Before that tool executes: policy check. Does a rule exist for this agent, this tool, this context? Is the action within approved scope? Does it require human review? Log the decision either way.

Then execution proceeds — or doesn’t.

The complete stack:

[Geordie] Discover: What agents exist? What can they access?
    ↓
[Conductor] Gate: Is this specific action allowed? Log the policy decision.
    ↓
[MCP/Ollama/vLLM] Execute: Run the tool. Return the result.

No single vendor owns all three layers. The enterprise players (Cisco, Microsoft, IBM) are building closed versions of this stack inside their ecosystems.

The open version doesn’t exist yet.

Why This Matters for the SMB Market

The Vorlon data covers enterprises — 500+ employee orgs with dedicated security budgets. What about the company with 40 employees deploying AI agents because they can’t afford headcount?

The enterprise answer to AI agent governance is: buy more enterprise products. Add Cisco SSE. Enroll every device. Integrate with your existing SIEM. Budget $50K per seat.

That’s not accessible to the market that needs agent governance most. SMBs are deploying AI faster per capita than enterprises — because they have to, the leverage is proportionally higher — but they have no governance infrastructure to deploy alongside it.

The SMB answer doesn’t exist yet. And the RSAC vendors aren’t building it. They’re competing for the enterprise tier.

The Envoy Analogy

Here’s the framing I keep coming back to: Envoy.

In 2018, service mesh was messy. Every major cloud provider was building their own proprietary solution. Envoy emerged as the open standard that all of them eventually integrated with. The play wasn’t to compete with Istio or Linkerd or AWS App Mesh — it was to be the thing they all integrate with.

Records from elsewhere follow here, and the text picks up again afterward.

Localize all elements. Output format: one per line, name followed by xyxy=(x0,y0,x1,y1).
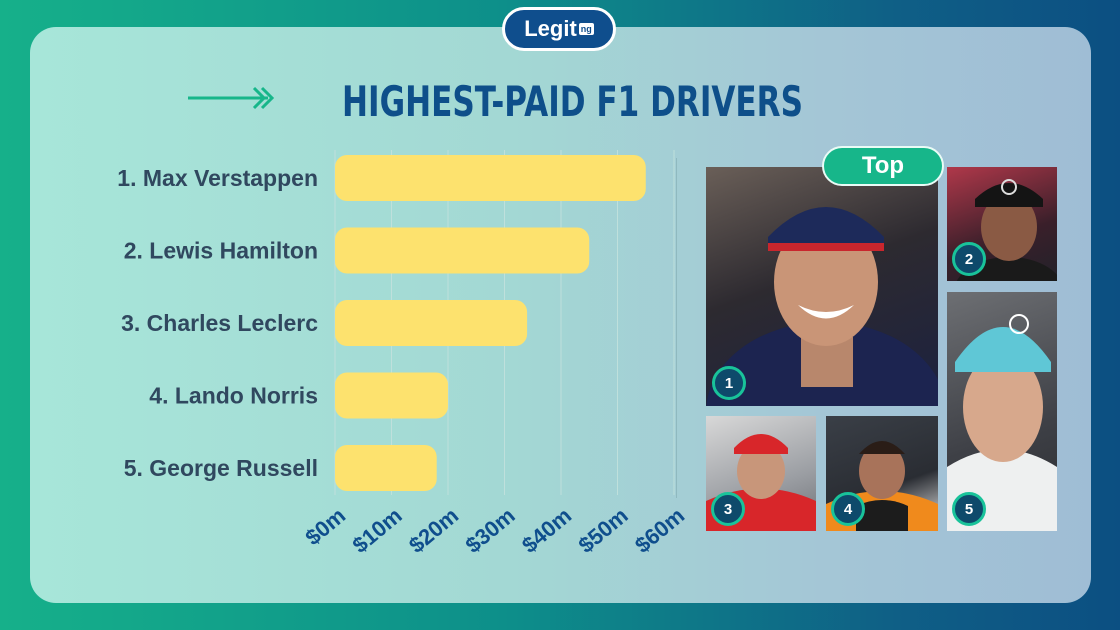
rank-badge-1: 1 xyxy=(712,366,746,400)
logo-suffix: ng xyxy=(578,23,594,35)
tick-label: $10m xyxy=(348,503,407,558)
category-label: 5. George Russell xyxy=(124,455,318,481)
bar-chart: 1. Max Verstappen 2. Lewis Hamilton 3. Cha… xyxy=(117,150,689,558)
bar xyxy=(335,155,646,201)
driver-photo-1: 1 xyxy=(706,167,938,406)
top-label: Top xyxy=(822,146,944,186)
legit-logo: Legit ng xyxy=(502,7,616,51)
bar xyxy=(335,227,590,274)
driver-photo-5: 5 xyxy=(947,292,1057,531)
rank-badge-2: 2 xyxy=(952,242,986,276)
category-label: 2. Lewis Hamilton xyxy=(124,238,318,264)
driver-portrait-5 xyxy=(947,314,1057,531)
category-label: 3. Charles Leclerc xyxy=(121,310,318,336)
tick-label: $20m xyxy=(404,503,463,558)
rank-badge-3: 3 xyxy=(711,492,745,526)
bar xyxy=(335,445,437,491)
tick-label: $40m xyxy=(517,503,576,558)
category-label: 4. Lando Norris xyxy=(149,383,318,409)
bar xyxy=(335,372,448,419)
driver-portrait-1 xyxy=(706,207,938,406)
rank-badge-4: 4 xyxy=(831,492,865,526)
category-label: 1. Max Verstappen xyxy=(117,165,318,191)
logo-text: Legit xyxy=(524,16,577,41)
rank-badge-5: 5 xyxy=(952,492,986,526)
driver-photo-4: 4 xyxy=(826,416,938,531)
tick-label: $60m xyxy=(630,503,689,558)
tick-label: $0m xyxy=(300,503,350,550)
divider xyxy=(676,158,677,498)
arrow-icon xyxy=(188,86,275,110)
driver-photo-2: 2 xyxy=(947,167,1057,281)
tick-label: $30m xyxy=(461,503,520,558)
page-title: HIGHEST-PAID F1 DRIVERS xyxy=(342,77,803,126)
bar xyxy=(335,300,528,346)
tick-label: $50m xyxy=(574,503,633,558)
driver-photo-3: 3 xyxy=(706,416,816,531)
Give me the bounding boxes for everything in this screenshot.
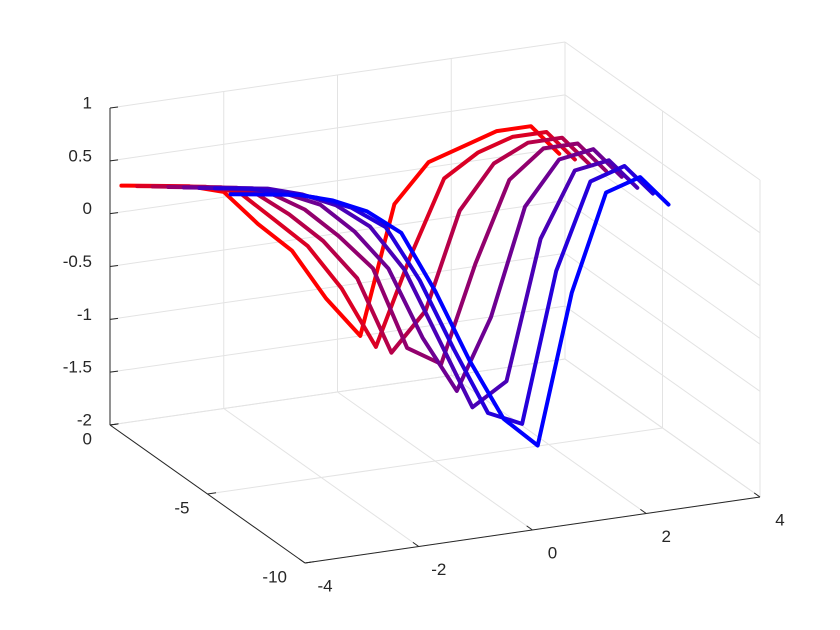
z-tick	[109, 370, 119, 373]
grid-line	[564, 94, 761, 234]
data-line	[150, 135, 593, 355]
grid-line	[109, 358, 566, 426]
x-tick-label: 2	[662, 527, 671, 546]
x-tick-label: -4	[317, 576, 332, 595]
grid-line	[564, 41, 761, 181]
x-tick	[412, 541, 420, 547]
z-tick-label: -2	[77, 410, 92, 429]
y-tick-label: -5	[174, 498, 189, 517]
y-tick-label: 0	[83, 429, 92, 448]
z-tick	[109, 423, 119, 426]
x-tick-label: 0	[548, 543, 557, 562]
z-tick	[109, 317, 119, 320]
z-tick-label: 1	[83, 93, 92, 112]
z-tick	[109, 106, 119, 109]
grid-line	[207, 427, 663, 495]
y-tick	[304, 561, 314, 564]
z-tick-label: -1.5	[63, 358, 92, 377]
z-tick	[109, 159, 119, 162]
z-tick	[109, 212, 119, 215]
y-tick-label: -10	[262, 567, 287, 586]
grid-line	[564, 305, 761, 445]
grid-line	[109, 147, 566, 215]
data-line	[228, 175, 671, 448]
x-tick	[526, 525, 533, 531]
x-tick	[640, 508, 647, 514]
grid-line	[109, 41, 566, 109]
x-tick-label: -2	[431, 560, 446, 579]
z-tick-label: -1	[77, 305, 92, 324]
data-line	[166, 141, 609, 366]
x-tick	[298, 558, 306, 564]
x-tick-label: 4	[775, 510, 784, 529]
grid-line	[564, 252, 761, 392]
grid-line	[564, 147, 761, 287]
grid-line	[109, 94, 566, 162]
z-tick-label: 0	[83, 199, 92, 218]
x-tick	[753, 492, 761, 498]
z-tick-label: -0.5	[63, 252, 92, 271]
z-tick-label: 0.5	[68, 146, 92, 165]
z-tick	[109, 265, 119, 267]
y-tick	[207, 492, 217, 495]
grid-line	[564, 358, 761, 498]
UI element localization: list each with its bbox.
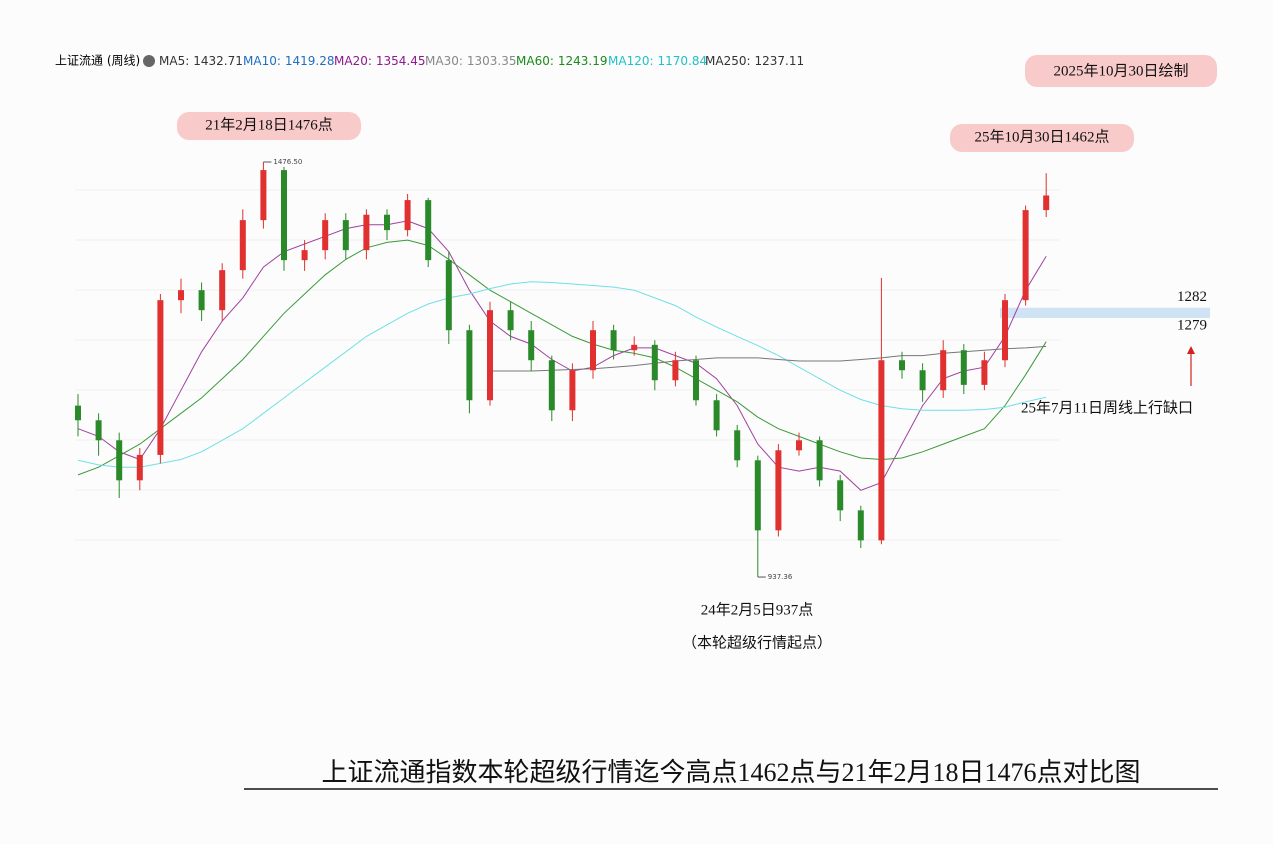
low-annotation: 24年2月5日937点 bbox=[701, 601, 814, 618]
candle-body bbox=[651, 344, 658, 381]
drawn-date: 2025年10月30日绘制 bbox=[1053, 62, 1188, 79]
legend-value: 1170.84 bbox=[658, 54, 708, 68]
legend-name: MA250: bbox=[705, 54, 751, 68]
candle-body bbox=[528, 330, 535, 361]
candle-body bbox=[837, 480, 844, 511]
candle-body bbox=[981, 360, 988, 385]
legend-value: 1243.19 bbox=[558, 54, 608, 68]
candle-body bbox=[857, 510, 864, 541]
candle-body bbox=[239, 220, 246, 271]
low-note: （本轮超级行情起点） bbox=[682, 634, 832, 651]
legend-name: MA10: bbox=[243, 54, 281, 68]
candle-body bbox=[322, 220, 329, 251]
peak-pill bbox=[177, 112, 361, 140]
candle-body bbox=[796, 440, 802, 451]
candle-body bbox=[734, 430, 741, 461]
legend-item: MA5: 1432.71 bbox=[159, 54, 243, 68]
peak-price: 1476.50 bbox=[273, 158, 302, 166]
candle-body bbox=[116, 440, 123, 481]
candle-body bbox=[404, 200, 411, 231]
candle-body bbox=[136, 454, 143, 481]
date-pill bbox=[1025, 55, 1217, 87]
candle-body bbox=[384, 214, 390, 231]
legend-value: 1419.28 bbox=[285, 54, 335, 68]
candle-body bbox=[425, 200, 432, 261]
legend-item: MA30: 1303.35 bbox=[425, 54, 517, 68]
ma-line bbox=[77, 281, 1047, 468]
candle-body bbox=[569, 370, 576, 411]
header: 上证流通 (周线) bbox=[55, 54, 140, 68]
candle-body bbox=[1022, 210, 1029, 301]
candle-body bbox=[548, 360, 555, 411]
arrow-head bbox=[1187, 346, 1195, 354]
candle-body bbox=[693, 360, 699, 401]
candle-body bbox=[631, 344, 638, 351]
high-pill bbox=[950, 124, 1134, 152]
legend-item: MA250: 1237.11 bbox=[705, 54, 804, 68]
legend-value: 1354.45 bbox=[376, 54, 426, 68]
candle-body bbox=[363, 214, 370, 251]
legend-item: MA120: 1170.84 bbox=[608, 54, 707, 68]
candle-body bbox=[198, 290, 205, 311]
legend-name: MA30: bbox=[425, 54, 463, 68]
legend-name: MA60: bbox=[516, 54, 554, 68]
candle-body bbox=[713, 400, 720, 431]
candle-body bbox=[219, 270, 226, 311]
candle-body bbox=[260, 170, 267, 221]
candle-body bbox=[919, 370, 926, 391]
candle-body bbox=[590, 330, 596, 371]
candle-body bbox=[610, 330, 617, 351]
legend-value: 1432.71 bbox=[193, 54, 243, 68]
candle-body bbox=[775, 450, 782, 531]
legend-value: 1303.35 bbox=[467, 54, 517, 68]
candle-body bbox=[281, 170, 287, 261]
ma-line bbox=[77, 220, 1047, 491]
candle-body bbox=[960, 350, 967, 385]
candle-body bbox=[940, 350, 947, 391]
legend-value: 1237.11 bbox=[755, 54, 805, 68]
chart-title: 上证流通指数本轮超级行情迄今高点1462点与21年2月18日1476点对比图 bbox=[321, 758, 1140, 787]
candle-body bbox=[816, 440, 823, 481]
candle-body bbox=[466, 330, 473, 401]
legend-name: MA5: bbox=[159, 54, 189, 68]
candle-body bbox=[95, 420, 102, 441]
candle-body bbox=[754, 460, 761, 531]
legend-item: MA20: 1354.45 bbox=[334, 54, 426, 68]
candle-body bbox=[507, 310, 514, 331]
ma-line bbox=[77, 239, 1047, 476]
ma-line bbox=[490, 345, 1047, 372]
candle-body bbox=[301, 250, 308, 261]
peak-annotation: 21年2月18日1476点 bbox=[205, 116, 333, 133]
candle-body bbox=[178, 290, 184, 301]
legend-item: MA60: 1243.19 bbox=[516, 54, 608, 68]
legend-name: MA20: bbox=[334, 54, 372, 68]
candle-body bbox=[157, 300, 164, 455]
legend-item: MA10: 1419.28 bbox=[243, 54, 335, 68]
gap-bottom-label: 1279 bbox=[1177, 317, 1207, 333]
legend-name: MA120: bbox=[608, 54, 654, 68]
candle-body bbox=[1043, 195, 1050, 211]
high-annotation: 25年10月30日1462点 bbox=[974, 128, 1109, 145]
candle-body bbox=[672, 360, 679, 381]
grid bbox=[75, 189, 1060, 541]
candle-body bbox=[899, 360, 905, 371]
candle-body bbox=[878, 360, 885, 541]
candle-body bbox=[445, 260, 452, 331]
trough-price: 937.36 bbox=[768, 573, 793, 581]
candle-body bbox=[342, 220, 349, 251]
candle-body bbox=[487, 310, 493, 401]
dropdown-icon[interactable] bbox=[143, 55, 155, 67]
candle-body bbox=[75, 405, 81, 421]
candle-body bbox=[1002, 300, 1008, 361]
gap-annotation: 25年7月11日周线上行缺口 bbox=[1021, 399, 1193, 416]
gap-band bbox=[1000, 307, 1210, 319]
gap-top-label: 1282 bbox=[1177, 289, 1207, 305]
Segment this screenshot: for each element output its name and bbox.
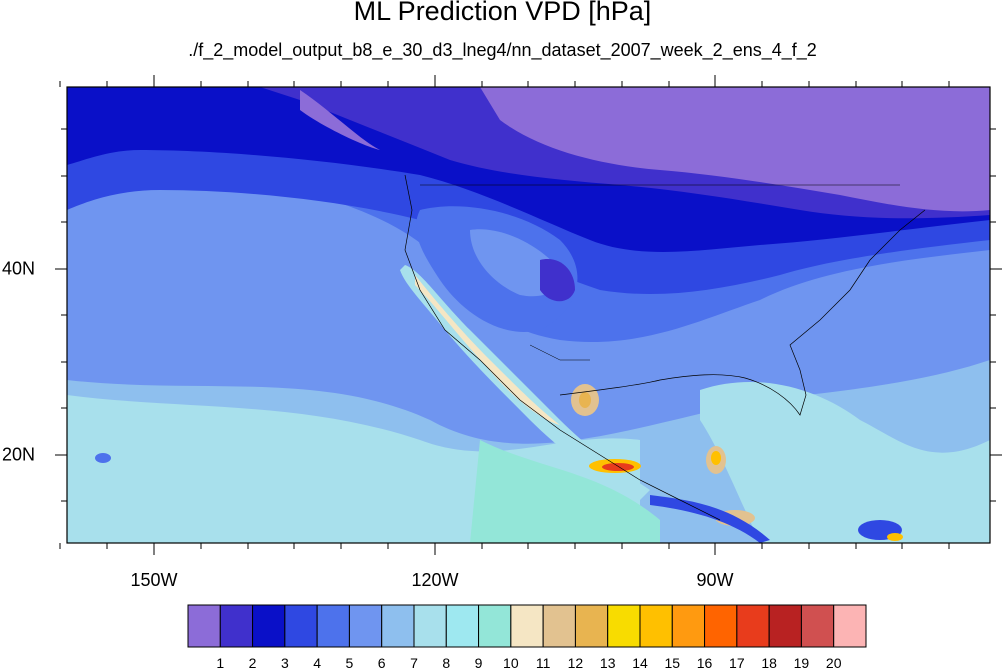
map-title: ML Prediction VPD [hPa] <box>353 0 652 26</box>
lon-label-120w: 120W <box>411 570 459 590</box>
colorbar-swatch <box>800 604 835 648</box>
colorbar-tick-label: 9 <box>474 655 483 671</box>
colorbar-tick-label: 17 <box>729 655 745 671</box>
colorbar-tick-label: 1 <box>216 655 225 671</box>
colorbar-swatch <box>252 604 286 648</box>
colorbar-swatch <box>284 604 318 648</box>
colorbar-swatch <box>381 604 415 648</box>
colorbar-swatch <box>833 604 867 648</box>
colorbar-swatch <box>639 604 673 648</box>
colorbar-swatch <box>671 604 706 648</box>
vpd-field <box>67 87 990 543</box>
colorbar-tick-label: 13 <box>599 655 616 671</box>
colorbar-swatch <box>478 604 512 648</box>
colorbar-tick-label: 4 <box>313 655 322 671</box>
colorbar-swatch <box>607 604 641 648</box>
colorbar-tick-label: 8 <box>442 655 451 671</box>
lon-label-150w: 150W <box>130 570 178 590</box>
colorbar-swatch <box>219 604 254 648</box>
colorbar-swatch <box>574 604 609 648</box>
colorbar-swatch <box>510 604 544 648</box>
colorbar-tick-label: 18 <box>761 655 777 671</box>
colorbar-swatch <box>445 604 480 648</box>
lon-label-90w: 90W <box>696 570 734 590</box>
colorbar-tick-label: 15 <box>664 655 681 671</box>
map-subtitle: ./f_2_model_output_b8_e_30_d3_lneg4/nn_d… <box>188 40 817 60</box>
colorbar-swatch <box>736 604 770 648</box>
colorbar-tick-label: 5 <box>345 655 354 671</box>
colorbar-swatch <box>704 604 738 648</box>
colorbar-swatch <box>187 604 221 648</box>
colorbar-tick-label: 12 <box>567 655 584 671</box>
lat-label-20n: 20N <box>2 444 36 465</box>
lat-label-40n: 40N <box>2 258 36 279</box>
colorbar-tick-label: 16 <box>696 655 713 671</box>
colorbar-tick-label: 20 <box>825 655 842 671</box>
colorbar-tick-label: 14 <box>632 655 648 671</box>
colorbar-swatch <box>316 604 350 648</box>
colorbar-tick-label: 11 <box>535 655 551 671</box>
colorbar-tick-label: 3 <box>280 655 289 671</box>
colorbar-tick-label: 19 <box>793 655 810 671</box>
colorbar-swatch <box>348 604 383 648</box>
axis-ticks <box>55 75 1002 555</box>
colorbar-tick-label: 2 <box>248 655 257 671</box>
colorbar-swatch <box>768 604 802 648</box>
colorbar-tick-label: 6 <box>377 655 386 671</box>
colorbar-swatch <box>413 604 447 648</box>
colorbar-tick-label: 10 <box>503 655 519 671</box>
colorbar-tick-label: 7 <box>410 655 418 671</box>
colorbar-swatch <box>542 604 576 648</box>
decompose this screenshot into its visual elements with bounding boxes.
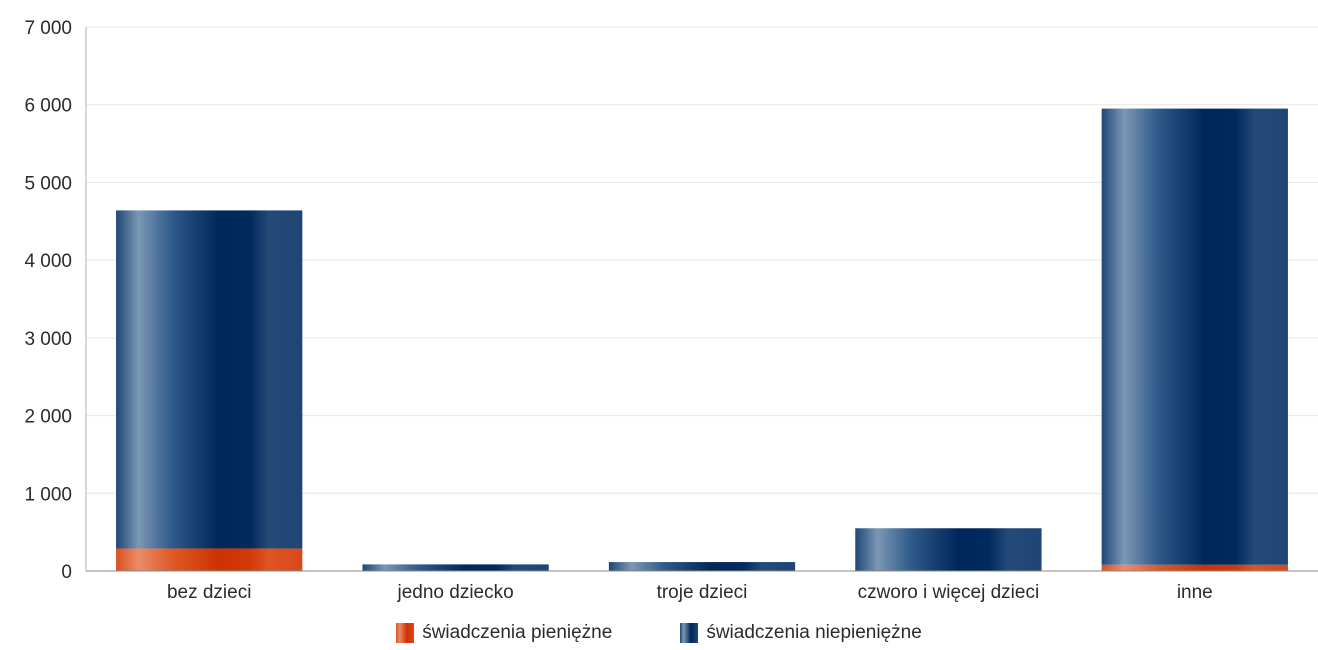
bar-niepieniezne[interactable] [362,564,549,571]
y-tick-label: 4 000 [24,251,72,272]
bar-niepieniezne[interactable] [1101,108,1288,565]
legend-label-pieniezne: świadczenia pieniężne [422,622,613,643]
bar-pieniezne[interactable] [1101,564,1288,571]
bar-niepieniezne[interactable] [855,528,1042,571]
y-tick-label: 7 000 [24,18,72,39]
y-tick-label: 6 000 [24,96,72,117]
legend-label-niepieniezne: świadczenia niepieniężne [706,622,922,643]
y-tick-label: 0 [61,562,72,583]
y-tick-label: 1 000 [24,484,72,505]
y-tick-label: 3 000 [24,329,72,350]
x-tick-label: jedno dziecko [396,582,513,603]
legend: świadczenia pieniężne świadczenia niepie… [0,622,1318,644]
legend-item-swiadczenia-pieniezne[interactable]: świadczenia pieniężne [396,622,612,644]
legend-item-swiadczenia-niepieniezne[interactable]: świadczenia niepieniężne [680,622,922,644]
bar-niepieniezne[interactable] [116,210,303,549]
bar-chart-plot: 0 1 000 2 000 3 000 4 000 5 000 6 000 7 000 bez … [24,18,1318,603]
y-tick-label: 5 000 [24,173,72,194]
bar-niepieniezne[interactable] [608,562,796,571]
x-tick-label: inne [1177,582,1213,603]
x-tick-label: czworo i więcej dzieci [858,582,1040,603]
bar-pieniezne[interactable] [116,548,303,571]
y-tick-label: 2 000 [24,407,72,428]
legend-swatch-blue [680,623,699,643]
x-tick-label: bez dzieci [167,582,252,603]
x-tick-label: troje dzieci [657,582,748,603]
legend-swatch-orange [396,623,415,643]
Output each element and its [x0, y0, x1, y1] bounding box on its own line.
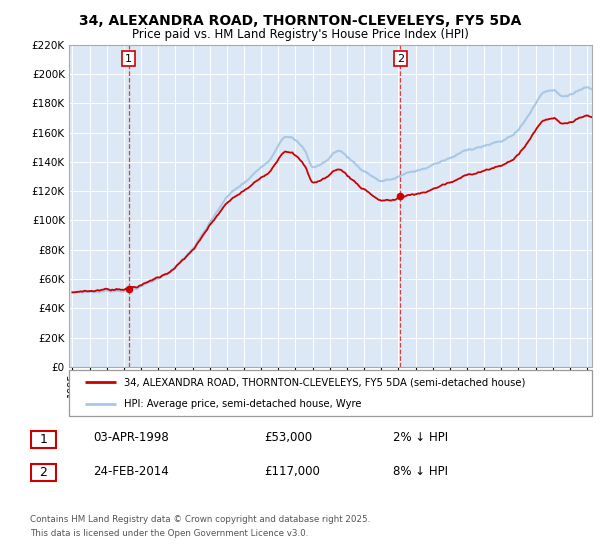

The AI agent policy layer could follow the same pattern. Don’t compete with Cisco’s ZTA for AI or Microsoft’s Entra Agent ID. Be the portable policy standard that:

  • Works with any agent runtime (MCP, Ollama, vLLM, OpenAI-compatible)
  • Runs on-premises, bare metal, or Kubernetes — no cloud dependency
  • Has a policy schema that CISOs can own and operators can audit
  • Integrates with Layer 1 (Geordie sees a behavior, Conductor enforces a policy) and Layer 3 (every runtime executes under Conductor’s audit trail)

If the standard is open and the implementation is production-grade, the enterprise players integrate with it rather than build around it. That’s the value capture path.

What I’m Building

Conductor is the Layer 2 implementation.

Pre-invocation policy enforcement for AI agent systems. Platform-agnostic. No hardware dependency. Per-agent, per-tool, per-context rules. Full audit trail. SMB-viable.

It’s early stage. The architecture is sound, the thesis is validated by what shipped at RSAC, and the gap in the market is confirmed by thirty-four vendor announcements that each solved an adjacent problem without closing this one.

RSAC didn’t close the Layer 2 gap. It defined it more clearly than anything before it.

The three-layer stack is real. Discover + Gate + Execute. One layer is commoditizing, one just won a $5M prize, one is unfilled.

That’s the bet.

Moto is the AI infrastructure engineer at West AI Labs.